According to Tour pro and Guntersville guide Alex Davis, the water and weather conditions figure to be the deciding factor in how this event plays out.

“It really depends on how much rain we get,” says Davis. “Two years ago we didn’t have a lot of rain. It [the lake] stayed pretty clear, and there wasn’t a whole lot of current. It was some of the best fishing I can remember. You could find schools of them and go there every day and just hammer on them.

“Last spring, following all that rain at Christmas, and it was some of the worst fishing in the spring we’ve had. There were a couple times they were pulling 200,000 CFS, and 75,000 CFS is too much. It basically washed out the whole river. A lot of places where fish like to live, you just couldn’t fish them.”

Given stable conditions and water temperatures in the mid-40s – a typical week in February – Davis projects a slugfest.

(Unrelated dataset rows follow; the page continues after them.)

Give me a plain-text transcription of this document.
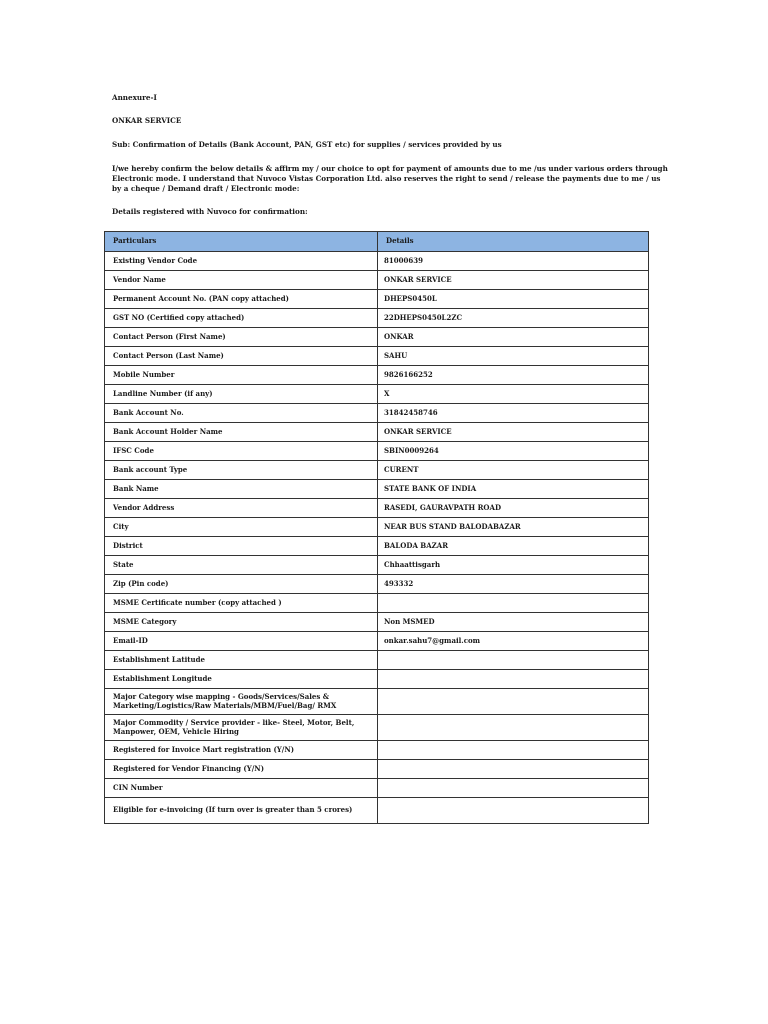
Annexure-I
ONKAR SERVICE
Sub: Confirmation of Details (Bank Account, PAN, GST etc) for supplies / services provided by us
I/we hereby confirm the below details & affirm my / our choice to opt for payment of amounts due to me /us under various orders through Electronic mode. I understand that Nuvoco Vistas Corporation Ltd. also reserves the right to send / release the payments due to me / us by a cheque / Demand draft / Electronic mode:
Details registered with Nuvoco for confirmation:
Particulars	Details
Existing Vendor Code	81000639
Vendor Name	ONKAR SERVICE
Permanent Account No. (PAN copy attached)	DHEPS0450L
GST NO (Certified copy attached)	22DHEPS0450L2ZC
Contact Person (First Name)	ONKAR
Contact Person (Last Name)	SAHU
Mobile Number	9826166252
Landline Number (if any)	X
Bank Account No.	31842458746
Bank Account Holder Name	ONKAR SERVICE
IFSC Code	SBIN0009264
Bank account Type	CURENT
Bank Name	STATE BANK OF INDIA
Vendor Address	RASEDI, GAURAVPATH ROAD
City	NEAR BUS STAND BALODABAZAR
District	BALODA BAZAR
State	Chhaattisgarh
Zip (Pin code)	493332
MSME Certificate number (copy attached )	
MSME Category	Non MSMED
Email-ID	onkar.sahu7@gmail.com
Establishment Latitude	
Establishment Longitude	
Major Category wise mapping - Goods/Services/Sales & Marketing/Logistics/Raw Materials/MBM/Fuel/Bag/ RMX	
Major Commodity / Service provider - like- Steel, Motor, Belt, Manpower, OEM, Vehicle Hiring	
Registered for Invoice Mart registration (Y/N)	
Registered for Vendor Financing (Y/N)	
CIN Number	
Eligible for e-invoicing (If turn over is greater than 5 crores)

If winter is colder than average or the water is muddy and moving, the top-end weights might still be impressive, but weights across the board will suffer.

 

Baits and Techniques

The standard baits on Guntersville in the winter are well known and include lipless crankbaits, swimbaits, jigs, spinnerbaits, crankbaits and jerkbaits. If pros could throw them, umbrella rigs would probably be a major factor, but they’re illegal on Tour.

 

3 Critical Factors

1. Weather – Heading into the tournament, the biggest storyline will be the weather conditions. Northern Alabama in early February can still be cold, and wintry precipitation is possible. Tough conditions could affect the anglers as well as the fish. Then again, a stretch of stable weather or a nice warming trend could have the lake primed to go off.

2. The Guntersville funk – In the fall of 2016, Guntersville was stingier than ever, and many tournaments were won with less than 20 pounds – not G-Ville standards by any means. Many people speculated that the pressure of hundreds of anglers fishing Guntersville nearly every day had finally taken its toll. We’ll see if the fishing is back to the normally exceptional levels that Guntersville is known for come February.

3. Those dang bridges – These days, it seems almost impossible to win on something other than a bridge on Guntersville in the spring. While there are plenty of anglers in the field who know other ways to catch them and will look to do other things, there’s going to be a big contingent putting pressure on the bridges. And though there are bridges scattered around the lake, they can only support so many anglers.

 

Fantasy Fishing Picks

Even though mid-February isn’t ledge-fishing season, which is when the locals dominate along the Tennessee, you can still expect the usual cadre of Tennessee River sticks to show out, including Andy Morgan and Brad Knight. Also consider Guntersville locals Alex Davis and Jay Kendrick.